Diana Nyad ends what could be her final try at Florida-Cuba swim
It seems like yesterday Diana Nyad was doing swimmingly. It was yesterday. But Tuesday morning, the sexagenarian swimmer was pulled from the waters of the Florida Straits, about 50 miles short of success.
Just over a year ago, Nyad was halting another attempt to swim from Cuba to Key West, Fla. Last year, ocean swells, shoulder pain and asthma did her in. This year, it was storm squalls and jellyfish that foiled the veteran long-distance swimmer’s fourth attempt at the 103-mile swim.
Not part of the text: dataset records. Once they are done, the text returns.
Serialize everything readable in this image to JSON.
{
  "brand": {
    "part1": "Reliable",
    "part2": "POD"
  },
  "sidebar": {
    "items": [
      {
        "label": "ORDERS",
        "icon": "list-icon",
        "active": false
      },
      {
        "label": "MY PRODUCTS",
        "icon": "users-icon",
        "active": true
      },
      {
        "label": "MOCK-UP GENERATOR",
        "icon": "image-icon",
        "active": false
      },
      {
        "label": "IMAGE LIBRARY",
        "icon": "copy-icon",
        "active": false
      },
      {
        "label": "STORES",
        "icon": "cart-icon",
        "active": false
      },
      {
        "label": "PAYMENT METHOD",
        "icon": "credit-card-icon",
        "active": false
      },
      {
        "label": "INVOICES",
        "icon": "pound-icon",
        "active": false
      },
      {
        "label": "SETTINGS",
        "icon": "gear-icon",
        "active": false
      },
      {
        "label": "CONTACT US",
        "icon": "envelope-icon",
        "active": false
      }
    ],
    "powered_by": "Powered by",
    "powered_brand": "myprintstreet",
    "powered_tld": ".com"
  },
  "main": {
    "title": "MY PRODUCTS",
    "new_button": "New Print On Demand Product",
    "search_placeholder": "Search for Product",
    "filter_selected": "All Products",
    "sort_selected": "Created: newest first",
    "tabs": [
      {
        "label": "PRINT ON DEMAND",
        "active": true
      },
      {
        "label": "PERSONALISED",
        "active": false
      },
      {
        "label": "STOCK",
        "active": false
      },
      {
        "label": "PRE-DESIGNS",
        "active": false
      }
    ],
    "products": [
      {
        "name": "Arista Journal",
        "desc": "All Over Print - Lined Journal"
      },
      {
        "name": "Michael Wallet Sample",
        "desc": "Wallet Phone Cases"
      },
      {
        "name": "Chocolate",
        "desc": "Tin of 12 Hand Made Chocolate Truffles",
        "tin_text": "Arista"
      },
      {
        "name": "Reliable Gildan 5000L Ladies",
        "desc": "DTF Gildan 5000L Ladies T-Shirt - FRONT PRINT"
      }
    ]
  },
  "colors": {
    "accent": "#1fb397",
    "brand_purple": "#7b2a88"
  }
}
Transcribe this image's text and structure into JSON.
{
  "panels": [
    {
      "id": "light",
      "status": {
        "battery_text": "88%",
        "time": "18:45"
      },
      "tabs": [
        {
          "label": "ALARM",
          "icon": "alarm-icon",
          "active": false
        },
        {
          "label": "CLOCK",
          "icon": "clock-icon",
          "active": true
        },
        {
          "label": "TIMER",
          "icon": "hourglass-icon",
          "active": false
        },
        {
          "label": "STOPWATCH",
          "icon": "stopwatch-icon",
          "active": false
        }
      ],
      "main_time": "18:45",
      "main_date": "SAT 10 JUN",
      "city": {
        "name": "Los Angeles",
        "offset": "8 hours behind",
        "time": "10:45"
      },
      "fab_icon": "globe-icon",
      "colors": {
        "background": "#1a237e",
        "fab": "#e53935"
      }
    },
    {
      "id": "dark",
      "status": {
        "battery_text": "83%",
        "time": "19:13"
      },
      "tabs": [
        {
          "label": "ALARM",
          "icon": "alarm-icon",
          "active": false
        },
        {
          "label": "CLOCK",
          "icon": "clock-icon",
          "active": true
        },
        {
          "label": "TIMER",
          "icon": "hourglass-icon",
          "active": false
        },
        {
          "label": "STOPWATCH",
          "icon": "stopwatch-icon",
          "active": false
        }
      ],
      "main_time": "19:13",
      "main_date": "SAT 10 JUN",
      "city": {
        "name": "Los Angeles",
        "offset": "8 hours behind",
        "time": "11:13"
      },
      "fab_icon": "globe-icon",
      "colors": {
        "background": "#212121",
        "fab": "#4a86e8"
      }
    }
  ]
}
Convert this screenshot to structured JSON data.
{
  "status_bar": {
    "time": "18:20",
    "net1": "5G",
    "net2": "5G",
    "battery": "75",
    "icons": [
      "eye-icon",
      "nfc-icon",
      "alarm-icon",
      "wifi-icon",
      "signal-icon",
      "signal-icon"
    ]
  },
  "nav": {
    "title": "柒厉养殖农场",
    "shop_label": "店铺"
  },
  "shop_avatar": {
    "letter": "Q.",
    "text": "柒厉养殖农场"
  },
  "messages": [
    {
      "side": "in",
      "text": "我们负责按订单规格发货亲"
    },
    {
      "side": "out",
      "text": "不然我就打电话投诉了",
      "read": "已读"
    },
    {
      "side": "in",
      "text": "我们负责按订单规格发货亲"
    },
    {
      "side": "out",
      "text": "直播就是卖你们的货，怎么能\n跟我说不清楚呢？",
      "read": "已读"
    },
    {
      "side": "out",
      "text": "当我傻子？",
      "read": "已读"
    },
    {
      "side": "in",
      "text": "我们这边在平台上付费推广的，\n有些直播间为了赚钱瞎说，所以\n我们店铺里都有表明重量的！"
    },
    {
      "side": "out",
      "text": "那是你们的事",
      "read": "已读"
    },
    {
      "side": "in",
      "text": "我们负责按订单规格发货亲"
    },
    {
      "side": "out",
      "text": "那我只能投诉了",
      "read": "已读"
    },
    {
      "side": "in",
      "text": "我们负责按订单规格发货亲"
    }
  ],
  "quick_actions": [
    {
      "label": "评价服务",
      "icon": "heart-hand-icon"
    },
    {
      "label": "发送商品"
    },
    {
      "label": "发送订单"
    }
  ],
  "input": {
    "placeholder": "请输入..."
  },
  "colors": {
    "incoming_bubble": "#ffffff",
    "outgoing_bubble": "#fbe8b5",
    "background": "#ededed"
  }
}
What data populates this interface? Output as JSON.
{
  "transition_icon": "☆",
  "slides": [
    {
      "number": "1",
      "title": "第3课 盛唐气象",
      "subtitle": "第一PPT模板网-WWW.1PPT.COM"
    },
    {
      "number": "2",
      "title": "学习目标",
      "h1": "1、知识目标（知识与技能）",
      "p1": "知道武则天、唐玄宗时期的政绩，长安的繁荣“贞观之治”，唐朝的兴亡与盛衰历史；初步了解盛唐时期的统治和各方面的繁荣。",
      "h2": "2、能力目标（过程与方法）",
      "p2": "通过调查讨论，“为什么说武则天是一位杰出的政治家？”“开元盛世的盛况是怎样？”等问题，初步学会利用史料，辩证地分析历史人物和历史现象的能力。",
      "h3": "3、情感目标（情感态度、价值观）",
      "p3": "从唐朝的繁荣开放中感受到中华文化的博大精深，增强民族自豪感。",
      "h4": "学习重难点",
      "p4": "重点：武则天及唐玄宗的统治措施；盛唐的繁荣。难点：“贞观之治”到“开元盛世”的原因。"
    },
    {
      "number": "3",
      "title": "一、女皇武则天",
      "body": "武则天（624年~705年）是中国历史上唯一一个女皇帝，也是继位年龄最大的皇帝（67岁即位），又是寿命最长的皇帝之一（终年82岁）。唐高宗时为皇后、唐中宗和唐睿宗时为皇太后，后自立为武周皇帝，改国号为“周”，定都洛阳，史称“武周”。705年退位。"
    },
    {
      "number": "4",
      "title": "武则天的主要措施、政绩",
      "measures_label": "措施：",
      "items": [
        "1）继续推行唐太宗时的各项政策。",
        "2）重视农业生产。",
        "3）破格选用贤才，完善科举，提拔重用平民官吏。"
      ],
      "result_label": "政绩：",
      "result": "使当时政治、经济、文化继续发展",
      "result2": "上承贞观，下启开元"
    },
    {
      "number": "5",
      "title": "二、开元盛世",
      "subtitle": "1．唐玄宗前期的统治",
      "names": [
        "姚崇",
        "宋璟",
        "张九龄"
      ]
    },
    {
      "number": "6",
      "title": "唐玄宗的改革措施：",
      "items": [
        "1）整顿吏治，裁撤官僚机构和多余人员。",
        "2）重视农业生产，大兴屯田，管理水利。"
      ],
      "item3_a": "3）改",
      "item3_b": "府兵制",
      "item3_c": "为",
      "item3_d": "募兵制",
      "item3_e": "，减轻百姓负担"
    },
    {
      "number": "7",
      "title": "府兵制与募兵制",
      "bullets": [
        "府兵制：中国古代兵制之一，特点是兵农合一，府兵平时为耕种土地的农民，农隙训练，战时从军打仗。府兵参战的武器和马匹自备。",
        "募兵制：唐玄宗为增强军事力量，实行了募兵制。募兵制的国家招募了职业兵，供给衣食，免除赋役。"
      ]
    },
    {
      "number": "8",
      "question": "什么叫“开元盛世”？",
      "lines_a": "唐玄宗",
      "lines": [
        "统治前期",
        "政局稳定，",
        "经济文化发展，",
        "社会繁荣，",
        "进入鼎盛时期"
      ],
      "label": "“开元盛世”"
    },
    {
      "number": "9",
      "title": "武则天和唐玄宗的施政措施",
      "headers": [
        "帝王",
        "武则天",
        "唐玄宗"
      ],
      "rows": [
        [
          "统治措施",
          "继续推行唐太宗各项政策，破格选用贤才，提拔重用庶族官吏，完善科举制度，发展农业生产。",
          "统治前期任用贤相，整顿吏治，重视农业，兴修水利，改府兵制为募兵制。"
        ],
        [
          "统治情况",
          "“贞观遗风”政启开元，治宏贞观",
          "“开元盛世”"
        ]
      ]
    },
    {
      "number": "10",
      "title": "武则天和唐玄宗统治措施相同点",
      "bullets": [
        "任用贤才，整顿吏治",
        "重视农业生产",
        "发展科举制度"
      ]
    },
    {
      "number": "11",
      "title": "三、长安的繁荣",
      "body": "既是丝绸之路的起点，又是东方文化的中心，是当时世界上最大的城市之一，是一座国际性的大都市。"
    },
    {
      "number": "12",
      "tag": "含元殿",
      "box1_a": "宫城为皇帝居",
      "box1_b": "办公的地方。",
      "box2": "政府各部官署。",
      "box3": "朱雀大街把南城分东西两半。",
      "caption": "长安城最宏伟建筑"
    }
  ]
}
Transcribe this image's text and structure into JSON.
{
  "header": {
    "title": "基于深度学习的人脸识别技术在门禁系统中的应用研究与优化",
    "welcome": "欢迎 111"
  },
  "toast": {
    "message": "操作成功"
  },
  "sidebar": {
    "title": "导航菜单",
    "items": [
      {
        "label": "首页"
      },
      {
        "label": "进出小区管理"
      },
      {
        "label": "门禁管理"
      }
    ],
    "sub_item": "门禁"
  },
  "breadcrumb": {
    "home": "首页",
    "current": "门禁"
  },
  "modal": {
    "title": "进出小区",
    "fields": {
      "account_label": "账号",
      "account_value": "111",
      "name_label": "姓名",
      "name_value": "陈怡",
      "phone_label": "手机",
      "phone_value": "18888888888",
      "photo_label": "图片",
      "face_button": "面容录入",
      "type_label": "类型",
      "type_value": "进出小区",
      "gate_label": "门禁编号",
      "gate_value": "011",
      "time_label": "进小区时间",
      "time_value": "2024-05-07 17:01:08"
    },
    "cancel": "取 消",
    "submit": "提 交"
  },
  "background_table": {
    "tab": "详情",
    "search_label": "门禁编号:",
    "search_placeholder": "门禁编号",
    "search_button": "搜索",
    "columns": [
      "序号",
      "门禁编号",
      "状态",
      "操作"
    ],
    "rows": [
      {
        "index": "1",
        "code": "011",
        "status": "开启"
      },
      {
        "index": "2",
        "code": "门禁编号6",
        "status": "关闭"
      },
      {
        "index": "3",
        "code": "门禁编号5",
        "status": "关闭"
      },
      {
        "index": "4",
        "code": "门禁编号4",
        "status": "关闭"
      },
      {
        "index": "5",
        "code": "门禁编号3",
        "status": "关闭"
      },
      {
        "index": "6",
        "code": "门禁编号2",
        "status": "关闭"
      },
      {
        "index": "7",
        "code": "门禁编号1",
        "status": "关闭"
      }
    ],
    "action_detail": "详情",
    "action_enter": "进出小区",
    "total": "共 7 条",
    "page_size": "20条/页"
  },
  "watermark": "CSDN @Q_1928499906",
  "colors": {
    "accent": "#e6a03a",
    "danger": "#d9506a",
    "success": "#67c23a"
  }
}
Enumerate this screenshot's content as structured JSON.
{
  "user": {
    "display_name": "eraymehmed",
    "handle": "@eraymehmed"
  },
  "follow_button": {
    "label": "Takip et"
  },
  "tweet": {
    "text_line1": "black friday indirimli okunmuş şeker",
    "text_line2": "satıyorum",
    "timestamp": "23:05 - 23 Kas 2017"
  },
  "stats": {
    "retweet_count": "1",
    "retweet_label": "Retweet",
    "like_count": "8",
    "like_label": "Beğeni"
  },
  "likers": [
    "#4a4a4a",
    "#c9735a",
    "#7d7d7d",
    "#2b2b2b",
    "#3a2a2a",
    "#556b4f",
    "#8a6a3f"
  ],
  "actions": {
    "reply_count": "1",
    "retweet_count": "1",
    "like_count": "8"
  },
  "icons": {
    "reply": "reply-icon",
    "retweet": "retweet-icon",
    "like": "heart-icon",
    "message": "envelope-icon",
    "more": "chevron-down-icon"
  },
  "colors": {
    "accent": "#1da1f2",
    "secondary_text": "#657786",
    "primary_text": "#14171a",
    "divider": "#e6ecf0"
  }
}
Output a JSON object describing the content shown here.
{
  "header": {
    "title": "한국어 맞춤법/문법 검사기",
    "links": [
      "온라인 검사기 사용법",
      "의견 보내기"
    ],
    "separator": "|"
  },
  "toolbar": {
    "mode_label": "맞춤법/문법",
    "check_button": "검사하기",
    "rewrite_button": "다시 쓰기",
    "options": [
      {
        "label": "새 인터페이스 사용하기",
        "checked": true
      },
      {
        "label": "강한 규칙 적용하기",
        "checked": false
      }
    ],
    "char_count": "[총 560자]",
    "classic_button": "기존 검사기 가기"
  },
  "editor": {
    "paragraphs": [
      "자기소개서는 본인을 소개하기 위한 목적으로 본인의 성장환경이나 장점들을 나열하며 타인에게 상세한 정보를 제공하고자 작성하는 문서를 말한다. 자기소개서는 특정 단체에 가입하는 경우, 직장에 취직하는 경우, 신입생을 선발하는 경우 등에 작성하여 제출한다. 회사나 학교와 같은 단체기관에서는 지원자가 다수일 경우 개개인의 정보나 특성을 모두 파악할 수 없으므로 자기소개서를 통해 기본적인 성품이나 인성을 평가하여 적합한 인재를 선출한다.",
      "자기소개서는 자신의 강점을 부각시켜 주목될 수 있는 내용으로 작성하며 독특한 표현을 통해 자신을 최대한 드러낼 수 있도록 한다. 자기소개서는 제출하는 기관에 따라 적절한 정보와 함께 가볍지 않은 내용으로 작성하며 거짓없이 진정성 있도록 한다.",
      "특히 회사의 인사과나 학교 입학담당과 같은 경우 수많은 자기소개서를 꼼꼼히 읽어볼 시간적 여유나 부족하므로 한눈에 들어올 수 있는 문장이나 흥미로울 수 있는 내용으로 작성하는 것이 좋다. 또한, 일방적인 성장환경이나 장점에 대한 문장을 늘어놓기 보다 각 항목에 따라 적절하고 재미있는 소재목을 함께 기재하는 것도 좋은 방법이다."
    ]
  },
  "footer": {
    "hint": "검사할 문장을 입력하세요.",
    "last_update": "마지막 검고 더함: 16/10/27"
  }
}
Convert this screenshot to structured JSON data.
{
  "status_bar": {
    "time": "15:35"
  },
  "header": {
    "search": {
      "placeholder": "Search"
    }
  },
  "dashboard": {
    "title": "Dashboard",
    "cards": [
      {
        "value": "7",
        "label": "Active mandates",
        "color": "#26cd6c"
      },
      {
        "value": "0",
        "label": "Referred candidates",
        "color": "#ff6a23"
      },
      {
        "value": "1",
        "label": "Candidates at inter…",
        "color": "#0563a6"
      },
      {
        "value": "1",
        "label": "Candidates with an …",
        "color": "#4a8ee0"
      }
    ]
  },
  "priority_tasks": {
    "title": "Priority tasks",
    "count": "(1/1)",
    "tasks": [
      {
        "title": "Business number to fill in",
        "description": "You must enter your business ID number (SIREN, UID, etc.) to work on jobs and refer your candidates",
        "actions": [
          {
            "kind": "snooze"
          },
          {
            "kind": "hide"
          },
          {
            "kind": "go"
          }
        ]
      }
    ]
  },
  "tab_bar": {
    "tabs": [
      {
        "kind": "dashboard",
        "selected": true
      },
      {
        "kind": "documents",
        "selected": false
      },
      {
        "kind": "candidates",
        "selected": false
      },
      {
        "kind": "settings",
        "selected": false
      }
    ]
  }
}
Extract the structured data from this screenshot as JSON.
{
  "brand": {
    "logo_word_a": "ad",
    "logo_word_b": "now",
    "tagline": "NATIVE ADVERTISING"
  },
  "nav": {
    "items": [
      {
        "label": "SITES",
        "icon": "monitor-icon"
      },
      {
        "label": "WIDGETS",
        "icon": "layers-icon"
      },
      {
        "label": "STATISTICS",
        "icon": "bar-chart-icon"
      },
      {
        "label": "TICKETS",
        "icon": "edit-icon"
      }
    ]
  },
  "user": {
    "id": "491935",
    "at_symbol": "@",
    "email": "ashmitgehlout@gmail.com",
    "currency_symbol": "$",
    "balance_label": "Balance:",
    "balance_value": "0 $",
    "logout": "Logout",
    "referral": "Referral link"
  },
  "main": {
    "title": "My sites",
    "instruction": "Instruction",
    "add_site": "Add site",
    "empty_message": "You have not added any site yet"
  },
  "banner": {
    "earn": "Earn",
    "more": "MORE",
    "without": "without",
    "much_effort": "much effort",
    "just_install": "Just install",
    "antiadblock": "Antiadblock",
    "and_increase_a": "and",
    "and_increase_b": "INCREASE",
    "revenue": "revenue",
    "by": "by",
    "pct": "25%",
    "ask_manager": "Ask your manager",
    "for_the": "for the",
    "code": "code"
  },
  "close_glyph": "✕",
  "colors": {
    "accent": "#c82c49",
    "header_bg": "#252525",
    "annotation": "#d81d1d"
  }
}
Wednesday, Nyad turns 63, and she was hoping to celebrate by completing the swim Tuesday.
PHOTOS: Diana Nyad forced to end swim
On Monday, Nyad representative Mark Sollinger told NBC’s“Today” show that things couldn’t be going better for her.
But showing how much things can change in a day when you’re swimming without a shark cage in the open ocean, he reportedly said Tuesday that Nyad had been pushed off course by an “extremely difficult” Gulf Stream.
Nyad’s website posted a simple message at 7:42 Tuesday morning:
“Diana has been pulled from the water. We’ll have more information as it becomes available.”
As the Los Angeles Times reported in 2011, the swim has been successfully done — Susie Maroney accomplished it in 1997. But Maroney swam in a shark cage and completed the crossing in an eyebrow-raising 23 hours, 47 minutes.
Nyad had been shooting for about 60 hours.
Nyad shunned the shark cage but did have some protection from the shark-infested waters between Florida and Cuba -- she was followed by kayaks with underwater electrical shields that emitted a frequency intended to repulse sharks.
According to a Reuters report, this was likely Nyad’s final attempt at the swim.